BBC NEWS | Technology | Europe backs mobile roaming cap.

The rules put a retail price cap of 11 euro cents (9p) on texts sent while roaming – a substantial cut on the European average of 29 euro cents (24p). The ministers backed a cap of 1 euro per megabyte (83p) on the price of downloading data – though this applies only to the charges operators levy on each other.

11 June 2007
Filed under:About this blog,Spam at1:06 pm

I get a fair amount of “pure” comment spam but also a small but increasing amount of stuff that hovers on the edge of being spam. That is, comments which do actually address the post I have made in some way but which don’t actually say anything thoughtful (along the lines of “I thought so too”) and which then invite me (and all other readers) to go visit their commercial website.

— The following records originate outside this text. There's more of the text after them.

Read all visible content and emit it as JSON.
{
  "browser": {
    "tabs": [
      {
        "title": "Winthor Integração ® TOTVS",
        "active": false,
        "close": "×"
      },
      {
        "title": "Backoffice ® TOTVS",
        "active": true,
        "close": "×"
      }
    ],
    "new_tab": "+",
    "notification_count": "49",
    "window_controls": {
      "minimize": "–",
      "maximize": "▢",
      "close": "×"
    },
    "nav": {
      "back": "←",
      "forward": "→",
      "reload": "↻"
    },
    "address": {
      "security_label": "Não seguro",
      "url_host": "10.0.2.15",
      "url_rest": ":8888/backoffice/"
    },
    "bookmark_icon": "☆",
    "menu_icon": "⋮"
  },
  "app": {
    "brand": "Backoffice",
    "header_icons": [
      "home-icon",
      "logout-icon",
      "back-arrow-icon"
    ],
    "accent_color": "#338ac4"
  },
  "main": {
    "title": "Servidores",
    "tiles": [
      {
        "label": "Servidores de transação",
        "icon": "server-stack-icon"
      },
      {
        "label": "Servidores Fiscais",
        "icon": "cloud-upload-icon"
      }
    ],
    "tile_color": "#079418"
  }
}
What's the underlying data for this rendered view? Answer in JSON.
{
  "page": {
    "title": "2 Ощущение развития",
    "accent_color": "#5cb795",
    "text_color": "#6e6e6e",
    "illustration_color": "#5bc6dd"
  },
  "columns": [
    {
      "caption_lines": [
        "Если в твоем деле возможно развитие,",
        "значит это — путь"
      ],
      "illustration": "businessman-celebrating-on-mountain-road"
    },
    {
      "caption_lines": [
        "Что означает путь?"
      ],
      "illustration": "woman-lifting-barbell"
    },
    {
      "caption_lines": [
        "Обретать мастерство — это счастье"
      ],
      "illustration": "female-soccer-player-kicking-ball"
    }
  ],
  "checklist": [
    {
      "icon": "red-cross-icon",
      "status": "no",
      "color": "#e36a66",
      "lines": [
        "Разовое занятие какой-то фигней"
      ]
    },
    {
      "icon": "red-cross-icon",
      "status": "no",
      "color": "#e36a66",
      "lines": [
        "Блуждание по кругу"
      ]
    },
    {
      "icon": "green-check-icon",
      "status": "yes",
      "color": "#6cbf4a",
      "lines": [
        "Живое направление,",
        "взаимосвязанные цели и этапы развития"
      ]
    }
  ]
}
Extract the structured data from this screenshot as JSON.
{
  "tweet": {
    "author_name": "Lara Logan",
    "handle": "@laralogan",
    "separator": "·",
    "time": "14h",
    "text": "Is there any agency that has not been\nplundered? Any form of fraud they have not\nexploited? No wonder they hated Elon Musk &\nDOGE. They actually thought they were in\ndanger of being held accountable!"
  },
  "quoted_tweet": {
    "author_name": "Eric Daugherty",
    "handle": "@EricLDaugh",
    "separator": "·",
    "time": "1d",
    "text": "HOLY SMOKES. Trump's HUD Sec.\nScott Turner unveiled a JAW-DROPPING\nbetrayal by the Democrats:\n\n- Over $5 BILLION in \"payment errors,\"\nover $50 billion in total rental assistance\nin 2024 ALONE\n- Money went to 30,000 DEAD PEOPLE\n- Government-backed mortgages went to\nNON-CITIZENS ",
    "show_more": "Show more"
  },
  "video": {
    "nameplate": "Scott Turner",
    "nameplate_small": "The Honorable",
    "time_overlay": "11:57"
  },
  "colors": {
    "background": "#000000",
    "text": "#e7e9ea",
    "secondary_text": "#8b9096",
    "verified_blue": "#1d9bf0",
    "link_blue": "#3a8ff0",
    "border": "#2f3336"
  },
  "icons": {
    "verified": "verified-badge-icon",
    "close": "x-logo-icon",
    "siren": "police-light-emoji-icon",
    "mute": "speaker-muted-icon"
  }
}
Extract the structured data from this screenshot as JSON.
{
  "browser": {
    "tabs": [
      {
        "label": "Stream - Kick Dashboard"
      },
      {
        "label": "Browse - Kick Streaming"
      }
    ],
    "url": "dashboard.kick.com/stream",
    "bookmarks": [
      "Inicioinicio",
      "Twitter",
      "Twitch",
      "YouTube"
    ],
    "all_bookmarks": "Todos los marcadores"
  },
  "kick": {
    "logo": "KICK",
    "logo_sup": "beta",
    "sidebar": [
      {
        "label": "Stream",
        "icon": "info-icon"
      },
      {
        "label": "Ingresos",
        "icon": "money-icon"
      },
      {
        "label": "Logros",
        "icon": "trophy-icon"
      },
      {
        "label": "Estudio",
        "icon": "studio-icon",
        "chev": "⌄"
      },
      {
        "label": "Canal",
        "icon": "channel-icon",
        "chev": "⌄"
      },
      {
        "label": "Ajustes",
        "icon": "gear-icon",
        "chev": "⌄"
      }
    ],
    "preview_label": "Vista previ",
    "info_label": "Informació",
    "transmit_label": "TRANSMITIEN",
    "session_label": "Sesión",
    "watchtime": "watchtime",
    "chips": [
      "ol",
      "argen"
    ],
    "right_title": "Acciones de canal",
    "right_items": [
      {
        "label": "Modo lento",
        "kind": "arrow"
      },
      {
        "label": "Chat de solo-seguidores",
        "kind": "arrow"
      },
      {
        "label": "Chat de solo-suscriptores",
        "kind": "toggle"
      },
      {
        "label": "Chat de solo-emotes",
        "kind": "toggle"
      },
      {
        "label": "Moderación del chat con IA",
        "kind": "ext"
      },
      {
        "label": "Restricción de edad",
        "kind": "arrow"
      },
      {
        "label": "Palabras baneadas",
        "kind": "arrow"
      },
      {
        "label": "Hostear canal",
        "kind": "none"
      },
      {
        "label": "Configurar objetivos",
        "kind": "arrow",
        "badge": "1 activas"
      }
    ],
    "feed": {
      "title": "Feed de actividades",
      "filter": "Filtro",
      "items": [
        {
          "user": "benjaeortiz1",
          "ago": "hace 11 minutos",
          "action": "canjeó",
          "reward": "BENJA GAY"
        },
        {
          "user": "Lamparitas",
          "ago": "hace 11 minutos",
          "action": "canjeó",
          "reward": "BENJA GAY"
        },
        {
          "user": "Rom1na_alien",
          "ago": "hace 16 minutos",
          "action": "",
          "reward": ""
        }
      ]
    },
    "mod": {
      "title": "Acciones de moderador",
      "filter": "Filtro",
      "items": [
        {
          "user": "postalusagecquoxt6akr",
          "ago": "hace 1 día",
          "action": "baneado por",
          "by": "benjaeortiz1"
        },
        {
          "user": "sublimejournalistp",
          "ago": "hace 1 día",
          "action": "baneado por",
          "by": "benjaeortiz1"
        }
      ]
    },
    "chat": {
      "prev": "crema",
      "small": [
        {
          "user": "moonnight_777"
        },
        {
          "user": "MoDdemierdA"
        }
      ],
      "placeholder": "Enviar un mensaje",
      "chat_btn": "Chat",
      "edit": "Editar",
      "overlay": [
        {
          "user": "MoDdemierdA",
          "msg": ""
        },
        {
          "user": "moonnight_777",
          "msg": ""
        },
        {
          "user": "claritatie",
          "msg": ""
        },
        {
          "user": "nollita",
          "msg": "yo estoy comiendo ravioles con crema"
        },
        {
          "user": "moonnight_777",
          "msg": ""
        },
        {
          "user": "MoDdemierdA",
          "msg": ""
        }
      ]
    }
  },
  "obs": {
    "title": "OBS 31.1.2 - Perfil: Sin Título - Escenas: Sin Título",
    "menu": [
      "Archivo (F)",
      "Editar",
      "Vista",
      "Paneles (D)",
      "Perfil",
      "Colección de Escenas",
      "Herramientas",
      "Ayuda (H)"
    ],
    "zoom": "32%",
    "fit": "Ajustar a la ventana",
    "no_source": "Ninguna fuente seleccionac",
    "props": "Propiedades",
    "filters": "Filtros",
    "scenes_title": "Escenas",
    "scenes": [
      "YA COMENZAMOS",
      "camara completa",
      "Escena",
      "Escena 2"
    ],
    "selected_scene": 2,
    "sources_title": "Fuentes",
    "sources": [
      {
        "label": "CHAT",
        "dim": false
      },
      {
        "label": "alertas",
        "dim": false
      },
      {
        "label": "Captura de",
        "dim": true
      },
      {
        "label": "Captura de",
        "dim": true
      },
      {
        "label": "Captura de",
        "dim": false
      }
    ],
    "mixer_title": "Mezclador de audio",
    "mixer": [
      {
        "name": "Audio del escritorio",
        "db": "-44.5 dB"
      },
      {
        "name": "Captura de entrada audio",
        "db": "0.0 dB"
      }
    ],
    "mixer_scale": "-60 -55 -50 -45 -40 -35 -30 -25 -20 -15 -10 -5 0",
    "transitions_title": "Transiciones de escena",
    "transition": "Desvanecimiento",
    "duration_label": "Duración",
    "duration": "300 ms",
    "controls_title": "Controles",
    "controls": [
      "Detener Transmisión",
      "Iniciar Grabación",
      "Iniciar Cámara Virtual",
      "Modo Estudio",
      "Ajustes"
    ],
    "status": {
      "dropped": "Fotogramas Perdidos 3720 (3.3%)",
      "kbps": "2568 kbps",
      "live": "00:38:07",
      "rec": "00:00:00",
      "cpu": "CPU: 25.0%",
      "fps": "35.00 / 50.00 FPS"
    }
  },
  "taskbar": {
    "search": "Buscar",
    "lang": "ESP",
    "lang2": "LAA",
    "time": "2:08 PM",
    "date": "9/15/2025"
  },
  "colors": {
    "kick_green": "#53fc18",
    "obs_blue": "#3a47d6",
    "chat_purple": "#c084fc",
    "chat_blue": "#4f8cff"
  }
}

Obviously not all comments are (or should be) deeply thought out arguments and it seems to be customary for people who run commercial websites to put a link to those sites in their comments linked to their name (indeed the comments software encourages you to do so). Also, I hasten to add that I would welcome more thoughtful comments on my site. Looking back I find that I have had just 20 non-spam comments since the beginning of January of which just six really added something new to think about. In the interests of transparency, however, I will lay down some rough guidelines about what I consider spam:

1) I will remove any comment (however substantial or interesting) which contains a link to any commercial site advertising or offering illegal items, porn, gambling, or other sites that I find offensive.
2) I will remove any comment that appears to be just there in order to generate a link to the user’s site, whether or not that site is itself offensive (unless the site in question is directly relevant to the text of the post itself).
3) I reserve the right to remove comments for any other reason (though I try to err on the side of inclusiveness).

I apologise in advance if this policy means I end up removing a comment you consider relevant and non-promotional. I also apologise if my spam filter accidentally eats your comment. In either case feel free to contact me and make a case for your comment to be reinstated.

I choose to leave comments on on my blog because I believe (like the web’s inventor) that the web should be an interactive medium but it saddens me that in order to remain receptive to the few people who choose to comment on what I write here my weblog’s anti-spam software has to remove about ten spam messages every hour and I have to knock off a couple more each day that slip through the filter.